Database performance/connection issues with a remote postgresql DB

I'm having issues with a remote postgresql database. The issues appear to be connection related. While I can connect and export data via python, when I run prodigy it just hangs.

I'm really not sure what's going on or how to debug this so I'm gonna dump all that I know.

Database:

  • PostgreSQL 13.10
  • AWS RDS db.t3.small, 30GB storage
  • Currently about 2.5GB of "data" in the database
  • When I export all the datasets to json files I get about 100MB of data

DB settings:

{
  "db": "postgresql",
  "db_settings": {
    "postgresql": {
      "dbname": "{{db_name}}",
      "user": "{{db_user}}",
      "password": "{{db_password}}"
    }
  }
}

# ENV
PGHOST=dbname.etc.rds.amazonaws.com

Accessing DB
I can connect and export data fine using python, e.g.

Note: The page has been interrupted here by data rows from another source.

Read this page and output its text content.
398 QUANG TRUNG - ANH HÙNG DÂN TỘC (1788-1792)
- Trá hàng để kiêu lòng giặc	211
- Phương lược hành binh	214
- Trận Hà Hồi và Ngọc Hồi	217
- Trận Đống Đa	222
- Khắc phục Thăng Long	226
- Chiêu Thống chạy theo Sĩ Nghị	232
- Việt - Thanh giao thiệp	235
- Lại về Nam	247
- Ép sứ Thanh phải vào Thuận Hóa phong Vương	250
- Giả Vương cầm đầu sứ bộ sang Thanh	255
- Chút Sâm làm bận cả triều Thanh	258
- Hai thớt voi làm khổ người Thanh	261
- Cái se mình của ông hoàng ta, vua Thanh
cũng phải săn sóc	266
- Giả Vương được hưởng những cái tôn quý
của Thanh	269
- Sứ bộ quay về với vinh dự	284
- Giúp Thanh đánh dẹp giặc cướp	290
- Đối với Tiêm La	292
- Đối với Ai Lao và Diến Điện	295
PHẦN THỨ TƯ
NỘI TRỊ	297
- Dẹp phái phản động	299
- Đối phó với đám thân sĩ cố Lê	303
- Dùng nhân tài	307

from prodigy.components.db import connect
import json
db = connect()

for dataset in db.datasets:
    data = db.get_dataset_examples(dataset)
    if data:
        with open(f"{dataset}.json", mode='w') as writer:
            json.dump(data, writer, ensure_ascii=False, indent=4)

Now if I try to run a prodigy recipe, e.g. prodigy ner.manual new_data_set blank:en some_file.txt --label X,Y,Z,etc. it hangs,

Using 16 label(s): NOUN, VERB, PRONOUN, EVENT, IWI-HAPU, LANGUAGE, LAW, LOC,
ORG, PERSON, TANGATA, TIME, WAKA, MAHITOI, AUA, PRODUCT
^X^C^X^CTraceback (most recent call last):
  File "/webapp/lib/python3.10/site-packages/prodigy/__main__.py", line 62, in <module>
    controller = recipe(*args, use_plac=True)
  File "cython_src/prodigy/core.pyx", line 384, in prodigy.core.recipe.recipe_decorator.recipe_proxy
  File "cython_src/prodigy/core.pyx", line 73, in prodigy.core.Controller.from_components
  File "cython_src/prodigy/core.pyx", line 164, in prodigy.core.Controller.__init__
  File "cython_src/prodigy/core.pyx", line 247, in prodigy.core.Controller.get_dataset_named_sessions
  File "/webapp/lib/python3.10/site-packages/prodigy/components/db.py", line 257, in sessions
    return [ds.name for ds in datasets]
  File "/webapp/lib/python3.10/site-packages/prodigy/components/db.py", line 257, in <listcomp>
    return [ds.name for ds in datasets]
  File "/webapp/lib/python3.10/site-packages/peewee.py", line 4543, in next
    self.cursor_wrapper.iterate()
  File "/webapp/lib/python3.10/site-packages/peewee.py", line 4463, in iterate
    result = self.process_row(row)
  File "/webapp/lib/python3.10/site-packages/peewee.py", line 7706, in process_row
    data = super(ModelObjectCursorWrapper, self).process_row(row)
  File "/webapp/lib/python3.10/site-packages/peewee.py", line 7672, in process_row
    result[attr] = converters[i](row[i])
  File "/webapp/lib/python3.10/site-packages/peewee.py", line 4707, in python_value
    return value if value is None else self.adapt(value)
  File "/webapp/lib/python3.10/site-packages/peewee.py", line 4856, in adapt
    if isinstance(value, text_type):
KeyboardInterrupt

During handling of the above exception, another exception occurred:

Traceback (most recent call last):
  File "/usr/lib/python3.10/runpy.py", line 196, in _run_module_as_main
    return _run_code(code, main_globals, None,
  File "/usr/lib/python3.10/runpy.py", line 86, in _run_code
    exec(code, run_globals)
  File "/webapp/lib/python3.10/site-packages/prodigy/__main__.py", line 62, in <module>
    controller = recipe(*args, use_plac=True)
KeyboardInterrupt

I had to interrupt the command. My instance running prodigy becomes slow and eventually unresponsive. So I have to cancel the command, KeyboardInterrupt. Prodigy never actually runs. Here's what RDS reports while the prodigy command is running,

Screenshot 2023-03-16 at 12.31.31

Screenshot 2023-03-16 at 12.31.26

Screenshot 2023-03-16 at 12.31.21

Something happens! It connects, etc, but it can't get to the running stage. If I run prodigy stats I get a similar behavior.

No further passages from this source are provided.